I test the following code on my computer:

if ($_POST) 
{
    define('UPLOAD_DIR', 'uploads/');
    $img = $_POST['image'];
    $img = str_replace('data:image/jpeg;base64,', '', $img);
    $img = str_replace(' ', '+', $img);
    $data = base64_decode($img);
    $file = UPLOAD_DIR . uniqid() . '.jpg';
    $success = file_put_contents($file, $data);

    $servername = "localhost";
    $username = "root";
    $password = "";
    $dbname = "test";

    // Create connection
    $conn = new mysqli($servername, $username, $password, $dbname);
    // Check connection
    if ($conn->connect_error) {
        die("Connection failed: " . $conn->connect_error);
    } 

    $sql = "INSERT INTO images (image_name)
    VALUES ('{$file}')";

    if ($conn->query($sql) === TRUE) {
        echo "New record created successfully";
    } else {
        echo "Error: " . $sql . "<br>" . $conn->error;
    }

    $conn->close();        
}

check your folder permissions, see the following images (Mysql + Files)

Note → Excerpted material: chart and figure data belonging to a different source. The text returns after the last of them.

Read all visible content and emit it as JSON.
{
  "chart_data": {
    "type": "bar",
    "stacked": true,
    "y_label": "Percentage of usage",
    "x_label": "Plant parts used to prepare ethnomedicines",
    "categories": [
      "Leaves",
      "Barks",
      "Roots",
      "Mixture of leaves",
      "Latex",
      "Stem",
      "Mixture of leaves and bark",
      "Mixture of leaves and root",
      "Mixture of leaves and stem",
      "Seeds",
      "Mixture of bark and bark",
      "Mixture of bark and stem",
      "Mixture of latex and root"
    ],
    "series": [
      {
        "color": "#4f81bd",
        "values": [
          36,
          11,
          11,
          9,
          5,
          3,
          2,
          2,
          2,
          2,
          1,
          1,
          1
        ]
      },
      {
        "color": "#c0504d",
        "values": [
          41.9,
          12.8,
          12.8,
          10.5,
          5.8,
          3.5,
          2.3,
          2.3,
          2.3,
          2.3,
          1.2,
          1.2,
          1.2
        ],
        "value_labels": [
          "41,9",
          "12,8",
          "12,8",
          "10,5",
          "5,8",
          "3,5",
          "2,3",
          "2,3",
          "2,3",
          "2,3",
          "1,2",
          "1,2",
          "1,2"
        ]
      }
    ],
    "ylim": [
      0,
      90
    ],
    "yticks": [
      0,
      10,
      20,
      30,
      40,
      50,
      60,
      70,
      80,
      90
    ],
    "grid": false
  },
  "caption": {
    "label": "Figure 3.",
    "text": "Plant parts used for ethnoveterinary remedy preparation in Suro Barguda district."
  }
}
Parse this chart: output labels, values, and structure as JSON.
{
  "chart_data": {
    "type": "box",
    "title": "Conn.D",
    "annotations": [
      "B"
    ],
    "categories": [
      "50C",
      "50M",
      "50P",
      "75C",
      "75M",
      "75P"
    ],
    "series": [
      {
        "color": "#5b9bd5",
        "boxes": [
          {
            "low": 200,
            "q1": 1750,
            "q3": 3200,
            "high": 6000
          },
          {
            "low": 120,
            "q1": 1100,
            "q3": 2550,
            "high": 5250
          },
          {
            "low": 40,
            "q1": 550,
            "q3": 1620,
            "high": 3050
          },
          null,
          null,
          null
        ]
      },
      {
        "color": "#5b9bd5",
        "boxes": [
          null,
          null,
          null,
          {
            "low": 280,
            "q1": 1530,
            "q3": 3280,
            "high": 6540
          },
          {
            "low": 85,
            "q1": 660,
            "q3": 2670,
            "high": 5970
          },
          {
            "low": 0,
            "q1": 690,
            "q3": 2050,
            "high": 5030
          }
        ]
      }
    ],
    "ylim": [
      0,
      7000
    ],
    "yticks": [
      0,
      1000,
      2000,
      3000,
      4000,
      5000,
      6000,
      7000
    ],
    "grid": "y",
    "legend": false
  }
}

This function check all input[type=file]

var _validFileExtensions = [".jpg", ".jpeg", ".bmp", ".gif", ".png"];    
function Validate(oForm) {
var arrInputs = oForm.getElementsByTagName("input");
for (var i = 0; i < arrInputs.length; i++) {
    var oInput = arrInputs[i];
    if (oInput.type == "file") {
        var sFileName = oInput.value;
        if (sFileName.length > 0) {
            var blnValid = false;
            for (var j = 0; j < _validFileExtensions.length; j++) {
                var sCurExtension = _validFileExtensions[j];
                if (sFileName.substr(sFileName.length - sCurExtension.length, sCurExtension.length).toLowerCase() == sCurExtension.toLowerCase()) {
                    blnValid = true;
                    break;
                }
            }

            if (!blnValid) {
                alert("Sorry, " + sFileName + " is invalid, allowed extensions are: " + _validFileExtensions.join(", "));
                return false;
            }
        }
    }
}

return true;
}

you should call that function in:

function uploadphoto(oForm)
{
if(!Validate(oForm)){
    return false;
}
if (window.File && window.FileReader && window.FileList && window.Blob)
{
    var files = document.getElementById('filesToUpload').files;      
    for(var i = 0; i < files.length; i++) 
    {
        resizeAndUpload(files[i]);
    }
}
else 
{
    alert('The File APIs are not fully supported in this browser.');
}
return false;
 }

and in your form pass the form as parameter:

<form enctype="multipart/form-data" method="post" onsubmit="return uploadphoto(this)">

Good luck